InnerException Message:
The underlying connection was closed: Could not establish trust relationship for the SSL/TLS secure channel.
InnerException Message:
The remote certificate is invalid according to the validation procedure.
The server is working fine when I test in the browser.
But the client code is wrong cause it doesn't go to the custom cert validator class. And this class is the same as in the MSDN example on http://msdn.microsoft.com/en-us/library/system.identitymodel.selectors.x509certificatevalidator.aspx.
Can anyone please tell me where am I going wrong with this approach?
If you need more info please ask.
Thank you
It looks like the issue occurs because certificate was issued for some other hostname. You can check this (and customize if necessary) by providing custom ServicePointManager.ServerCertificateValidationCallback.
//don't use HttpWebRequest --you lose all of the strongly-typed method and data contracts!
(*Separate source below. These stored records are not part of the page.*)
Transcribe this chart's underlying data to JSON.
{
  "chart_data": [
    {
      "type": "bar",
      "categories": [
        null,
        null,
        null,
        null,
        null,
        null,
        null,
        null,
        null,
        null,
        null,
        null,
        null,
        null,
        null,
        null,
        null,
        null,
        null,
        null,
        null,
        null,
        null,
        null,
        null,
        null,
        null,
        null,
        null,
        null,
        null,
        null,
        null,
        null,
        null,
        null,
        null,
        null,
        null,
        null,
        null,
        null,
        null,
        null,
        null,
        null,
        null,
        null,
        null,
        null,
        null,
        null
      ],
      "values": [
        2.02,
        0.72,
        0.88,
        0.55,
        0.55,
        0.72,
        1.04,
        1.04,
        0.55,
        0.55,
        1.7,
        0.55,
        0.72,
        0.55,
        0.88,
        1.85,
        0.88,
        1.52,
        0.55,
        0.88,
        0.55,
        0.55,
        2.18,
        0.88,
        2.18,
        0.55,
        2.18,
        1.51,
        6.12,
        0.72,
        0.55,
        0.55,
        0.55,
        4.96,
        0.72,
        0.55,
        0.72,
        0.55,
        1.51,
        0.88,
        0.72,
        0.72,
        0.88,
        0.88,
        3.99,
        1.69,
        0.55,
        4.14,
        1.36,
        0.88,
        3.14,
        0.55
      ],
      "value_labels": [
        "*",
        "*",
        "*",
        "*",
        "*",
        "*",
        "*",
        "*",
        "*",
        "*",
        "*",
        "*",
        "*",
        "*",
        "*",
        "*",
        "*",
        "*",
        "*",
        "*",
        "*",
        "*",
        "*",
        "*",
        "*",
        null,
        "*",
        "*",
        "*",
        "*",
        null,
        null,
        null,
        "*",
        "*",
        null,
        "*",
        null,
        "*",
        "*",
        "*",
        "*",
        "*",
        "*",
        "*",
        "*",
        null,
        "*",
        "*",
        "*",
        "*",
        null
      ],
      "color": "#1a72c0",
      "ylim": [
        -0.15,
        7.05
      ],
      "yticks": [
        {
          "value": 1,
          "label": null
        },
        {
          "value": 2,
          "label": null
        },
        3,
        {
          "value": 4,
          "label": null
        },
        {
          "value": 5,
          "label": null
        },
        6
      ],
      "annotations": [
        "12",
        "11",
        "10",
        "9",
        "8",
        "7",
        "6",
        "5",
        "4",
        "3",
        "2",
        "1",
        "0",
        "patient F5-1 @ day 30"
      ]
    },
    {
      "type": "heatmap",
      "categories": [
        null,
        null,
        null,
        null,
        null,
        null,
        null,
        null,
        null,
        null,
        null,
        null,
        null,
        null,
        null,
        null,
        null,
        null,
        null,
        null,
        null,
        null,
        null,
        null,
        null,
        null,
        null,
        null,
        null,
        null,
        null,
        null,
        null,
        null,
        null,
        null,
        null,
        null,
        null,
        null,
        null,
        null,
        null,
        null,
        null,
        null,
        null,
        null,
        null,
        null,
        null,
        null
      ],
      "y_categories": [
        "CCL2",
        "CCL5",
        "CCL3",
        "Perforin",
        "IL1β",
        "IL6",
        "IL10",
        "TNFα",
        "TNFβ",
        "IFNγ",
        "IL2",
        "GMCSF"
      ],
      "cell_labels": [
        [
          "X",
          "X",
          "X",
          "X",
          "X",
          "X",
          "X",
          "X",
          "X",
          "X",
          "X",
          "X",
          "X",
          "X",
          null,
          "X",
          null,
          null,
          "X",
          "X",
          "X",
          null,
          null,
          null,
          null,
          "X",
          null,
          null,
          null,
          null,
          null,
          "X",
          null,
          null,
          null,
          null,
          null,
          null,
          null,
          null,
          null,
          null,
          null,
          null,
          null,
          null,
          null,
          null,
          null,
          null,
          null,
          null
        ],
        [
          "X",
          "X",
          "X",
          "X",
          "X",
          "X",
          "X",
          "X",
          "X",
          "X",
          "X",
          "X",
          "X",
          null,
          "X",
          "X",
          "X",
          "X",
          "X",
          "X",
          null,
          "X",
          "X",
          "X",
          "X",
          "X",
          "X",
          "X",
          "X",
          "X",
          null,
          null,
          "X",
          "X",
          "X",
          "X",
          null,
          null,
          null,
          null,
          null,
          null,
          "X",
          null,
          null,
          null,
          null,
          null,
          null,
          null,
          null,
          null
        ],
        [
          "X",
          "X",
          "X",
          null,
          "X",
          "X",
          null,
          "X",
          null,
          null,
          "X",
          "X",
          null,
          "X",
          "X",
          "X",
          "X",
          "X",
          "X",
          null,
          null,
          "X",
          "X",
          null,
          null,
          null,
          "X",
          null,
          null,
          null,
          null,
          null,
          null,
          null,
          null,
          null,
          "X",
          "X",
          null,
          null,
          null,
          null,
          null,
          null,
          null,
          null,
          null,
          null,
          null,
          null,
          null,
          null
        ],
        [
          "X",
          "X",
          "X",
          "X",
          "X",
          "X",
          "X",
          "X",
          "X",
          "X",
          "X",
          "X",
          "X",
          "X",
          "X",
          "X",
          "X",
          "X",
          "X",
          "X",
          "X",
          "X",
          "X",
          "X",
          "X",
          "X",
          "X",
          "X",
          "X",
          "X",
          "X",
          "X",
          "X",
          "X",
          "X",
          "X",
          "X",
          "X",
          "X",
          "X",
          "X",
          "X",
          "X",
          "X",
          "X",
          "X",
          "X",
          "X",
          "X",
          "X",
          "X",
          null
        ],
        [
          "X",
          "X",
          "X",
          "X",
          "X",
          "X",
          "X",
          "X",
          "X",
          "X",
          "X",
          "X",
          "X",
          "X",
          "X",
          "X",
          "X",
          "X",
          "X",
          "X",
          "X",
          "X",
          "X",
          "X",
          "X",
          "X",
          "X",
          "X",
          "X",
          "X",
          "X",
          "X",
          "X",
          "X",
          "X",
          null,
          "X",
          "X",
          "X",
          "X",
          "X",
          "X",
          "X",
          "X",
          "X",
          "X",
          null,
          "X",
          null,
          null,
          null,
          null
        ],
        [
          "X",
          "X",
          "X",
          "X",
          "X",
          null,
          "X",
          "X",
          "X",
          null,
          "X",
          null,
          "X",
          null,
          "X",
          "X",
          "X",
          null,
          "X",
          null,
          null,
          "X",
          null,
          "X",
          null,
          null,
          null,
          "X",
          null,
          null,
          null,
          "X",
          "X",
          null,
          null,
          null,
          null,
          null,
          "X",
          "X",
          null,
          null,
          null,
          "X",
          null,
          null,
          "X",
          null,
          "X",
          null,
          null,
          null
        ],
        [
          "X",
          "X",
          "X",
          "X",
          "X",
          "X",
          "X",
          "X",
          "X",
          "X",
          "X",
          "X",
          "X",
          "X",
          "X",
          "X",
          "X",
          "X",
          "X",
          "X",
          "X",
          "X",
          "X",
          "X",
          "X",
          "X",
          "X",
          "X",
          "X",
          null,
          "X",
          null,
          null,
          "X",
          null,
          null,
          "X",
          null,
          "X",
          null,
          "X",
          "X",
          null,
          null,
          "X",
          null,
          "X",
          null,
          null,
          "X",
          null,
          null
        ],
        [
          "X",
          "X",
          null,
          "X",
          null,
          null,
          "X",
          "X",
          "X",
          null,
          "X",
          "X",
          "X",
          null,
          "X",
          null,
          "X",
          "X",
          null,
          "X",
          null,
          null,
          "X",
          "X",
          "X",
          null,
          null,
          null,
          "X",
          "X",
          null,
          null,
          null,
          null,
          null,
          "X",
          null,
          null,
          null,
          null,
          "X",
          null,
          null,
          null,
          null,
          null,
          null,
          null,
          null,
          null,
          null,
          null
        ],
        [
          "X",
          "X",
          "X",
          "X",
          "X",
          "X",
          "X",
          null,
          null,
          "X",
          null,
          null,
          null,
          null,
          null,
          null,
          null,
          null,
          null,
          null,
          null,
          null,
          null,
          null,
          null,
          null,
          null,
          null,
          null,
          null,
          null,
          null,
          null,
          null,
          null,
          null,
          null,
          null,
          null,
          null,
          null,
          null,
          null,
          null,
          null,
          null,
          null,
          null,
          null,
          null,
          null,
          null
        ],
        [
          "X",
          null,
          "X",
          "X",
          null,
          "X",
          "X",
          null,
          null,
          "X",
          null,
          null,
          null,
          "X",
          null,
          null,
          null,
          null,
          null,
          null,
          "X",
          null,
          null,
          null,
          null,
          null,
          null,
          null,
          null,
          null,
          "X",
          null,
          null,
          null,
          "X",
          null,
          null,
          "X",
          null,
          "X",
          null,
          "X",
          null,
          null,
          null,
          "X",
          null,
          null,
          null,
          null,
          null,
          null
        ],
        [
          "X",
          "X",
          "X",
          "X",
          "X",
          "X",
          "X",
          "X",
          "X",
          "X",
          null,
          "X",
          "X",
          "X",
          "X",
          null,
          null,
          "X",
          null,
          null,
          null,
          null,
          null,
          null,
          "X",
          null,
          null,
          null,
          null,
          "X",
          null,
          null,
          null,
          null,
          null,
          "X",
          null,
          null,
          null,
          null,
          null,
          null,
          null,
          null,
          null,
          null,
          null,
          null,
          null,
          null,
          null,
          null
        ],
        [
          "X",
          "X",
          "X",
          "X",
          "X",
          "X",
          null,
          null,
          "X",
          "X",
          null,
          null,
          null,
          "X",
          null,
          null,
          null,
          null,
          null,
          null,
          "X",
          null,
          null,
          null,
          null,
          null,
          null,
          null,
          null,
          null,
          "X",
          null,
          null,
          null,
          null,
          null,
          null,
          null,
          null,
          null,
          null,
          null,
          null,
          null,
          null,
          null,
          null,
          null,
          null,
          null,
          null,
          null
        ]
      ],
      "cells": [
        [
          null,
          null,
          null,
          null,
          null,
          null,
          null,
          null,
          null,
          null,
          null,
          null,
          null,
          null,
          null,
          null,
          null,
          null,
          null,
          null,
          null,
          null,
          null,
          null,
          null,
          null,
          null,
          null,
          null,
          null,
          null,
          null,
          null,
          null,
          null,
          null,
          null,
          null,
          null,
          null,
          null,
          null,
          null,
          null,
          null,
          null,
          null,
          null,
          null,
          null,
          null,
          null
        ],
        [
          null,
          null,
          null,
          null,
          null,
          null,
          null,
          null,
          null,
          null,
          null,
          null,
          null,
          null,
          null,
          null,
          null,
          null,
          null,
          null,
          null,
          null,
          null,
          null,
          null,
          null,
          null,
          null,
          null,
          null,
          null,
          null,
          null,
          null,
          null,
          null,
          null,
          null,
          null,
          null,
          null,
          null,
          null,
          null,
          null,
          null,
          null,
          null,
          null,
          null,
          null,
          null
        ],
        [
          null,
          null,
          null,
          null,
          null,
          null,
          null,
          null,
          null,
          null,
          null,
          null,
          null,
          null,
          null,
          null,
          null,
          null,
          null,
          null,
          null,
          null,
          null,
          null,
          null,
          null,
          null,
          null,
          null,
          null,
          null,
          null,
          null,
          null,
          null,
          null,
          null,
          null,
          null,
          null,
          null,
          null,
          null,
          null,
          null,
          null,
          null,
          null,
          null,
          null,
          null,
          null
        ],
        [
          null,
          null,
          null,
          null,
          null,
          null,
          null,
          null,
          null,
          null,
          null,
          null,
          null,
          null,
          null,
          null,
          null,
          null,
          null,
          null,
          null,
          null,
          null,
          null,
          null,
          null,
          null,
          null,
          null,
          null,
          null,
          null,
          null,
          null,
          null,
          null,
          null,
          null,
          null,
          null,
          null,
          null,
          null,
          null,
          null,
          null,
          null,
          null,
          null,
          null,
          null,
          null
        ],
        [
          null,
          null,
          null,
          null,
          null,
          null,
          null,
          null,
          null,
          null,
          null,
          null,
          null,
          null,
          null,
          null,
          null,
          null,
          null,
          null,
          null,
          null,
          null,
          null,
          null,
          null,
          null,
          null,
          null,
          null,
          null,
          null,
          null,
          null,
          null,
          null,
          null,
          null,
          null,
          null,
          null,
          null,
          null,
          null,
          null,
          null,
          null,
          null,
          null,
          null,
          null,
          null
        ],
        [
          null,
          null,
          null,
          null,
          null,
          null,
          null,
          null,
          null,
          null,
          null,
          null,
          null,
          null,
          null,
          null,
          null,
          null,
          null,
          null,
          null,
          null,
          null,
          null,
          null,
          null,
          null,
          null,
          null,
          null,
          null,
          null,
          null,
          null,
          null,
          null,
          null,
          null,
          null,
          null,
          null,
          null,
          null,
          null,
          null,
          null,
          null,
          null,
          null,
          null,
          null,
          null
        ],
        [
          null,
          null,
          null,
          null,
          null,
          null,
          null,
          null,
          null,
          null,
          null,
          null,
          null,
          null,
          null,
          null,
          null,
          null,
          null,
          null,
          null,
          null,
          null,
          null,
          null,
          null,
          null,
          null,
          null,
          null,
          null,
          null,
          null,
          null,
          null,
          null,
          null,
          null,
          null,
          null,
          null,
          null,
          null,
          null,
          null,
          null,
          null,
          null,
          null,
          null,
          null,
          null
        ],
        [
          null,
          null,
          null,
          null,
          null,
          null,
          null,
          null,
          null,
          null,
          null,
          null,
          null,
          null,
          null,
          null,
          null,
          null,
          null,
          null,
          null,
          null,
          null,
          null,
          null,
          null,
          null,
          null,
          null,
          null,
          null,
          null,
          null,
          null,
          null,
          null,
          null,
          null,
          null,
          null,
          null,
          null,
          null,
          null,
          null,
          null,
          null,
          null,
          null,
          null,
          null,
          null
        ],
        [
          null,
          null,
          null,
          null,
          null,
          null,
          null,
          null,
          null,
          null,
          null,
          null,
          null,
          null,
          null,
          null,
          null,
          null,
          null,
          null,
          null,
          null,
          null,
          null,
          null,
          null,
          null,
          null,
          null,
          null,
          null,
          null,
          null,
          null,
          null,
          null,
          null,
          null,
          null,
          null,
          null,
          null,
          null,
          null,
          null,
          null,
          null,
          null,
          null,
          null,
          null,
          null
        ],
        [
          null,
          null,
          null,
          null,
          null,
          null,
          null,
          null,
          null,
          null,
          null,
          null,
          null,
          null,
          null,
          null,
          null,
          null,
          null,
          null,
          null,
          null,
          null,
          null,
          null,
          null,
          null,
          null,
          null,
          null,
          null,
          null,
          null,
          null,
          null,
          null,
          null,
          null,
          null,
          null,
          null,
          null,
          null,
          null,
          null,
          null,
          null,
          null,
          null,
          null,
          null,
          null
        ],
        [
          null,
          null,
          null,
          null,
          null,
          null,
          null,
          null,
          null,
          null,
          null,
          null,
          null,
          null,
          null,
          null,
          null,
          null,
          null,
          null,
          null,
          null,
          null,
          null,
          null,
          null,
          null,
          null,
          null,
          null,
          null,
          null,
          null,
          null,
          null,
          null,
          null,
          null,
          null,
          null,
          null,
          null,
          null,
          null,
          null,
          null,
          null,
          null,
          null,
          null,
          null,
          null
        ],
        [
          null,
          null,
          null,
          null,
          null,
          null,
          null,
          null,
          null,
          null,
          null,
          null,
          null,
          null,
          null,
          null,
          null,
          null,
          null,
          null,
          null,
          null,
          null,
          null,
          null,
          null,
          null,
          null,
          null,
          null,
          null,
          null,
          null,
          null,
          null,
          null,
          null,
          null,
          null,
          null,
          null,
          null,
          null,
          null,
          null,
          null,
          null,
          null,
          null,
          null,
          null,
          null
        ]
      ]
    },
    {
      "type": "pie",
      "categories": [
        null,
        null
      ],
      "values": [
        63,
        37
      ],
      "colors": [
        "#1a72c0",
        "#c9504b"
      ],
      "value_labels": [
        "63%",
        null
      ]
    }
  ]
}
//the code to create the channel and call a method:
SetCertPolicy();
var cf1 = new WebChannelFactory<TService>(new Uri(remoteServiceAddressSecure));
var service = cf1.CreateChannel();
sevice.DoMethod();
protected static void SetCertPolicy()
{
ServicePointManager.ServerCertificateValidationCallback += RemoteCertValidate;
}
private static bool RemoteCertValidate(object sender, X509Certificate cert, X509Chain chain,
SslPolicyErrors error)
{
// trust any cert!!!
return true;
}
If you want to use WCF on the client, then don't use WebHttpBinding, stick with the SOAP stuff it will work much better.
However, if you want to use a standard HTTP client like, WebClient or HttpWebRequest or HttpClient V.prototype or HttpClient V.Next then stick with the webHttpBinding.
Sorry for not addressing your direct question but you are likely to run into more problems because you are using a binding that was intended to make WCF services accessible to non-WCF platforms but then using WCF to try and access it.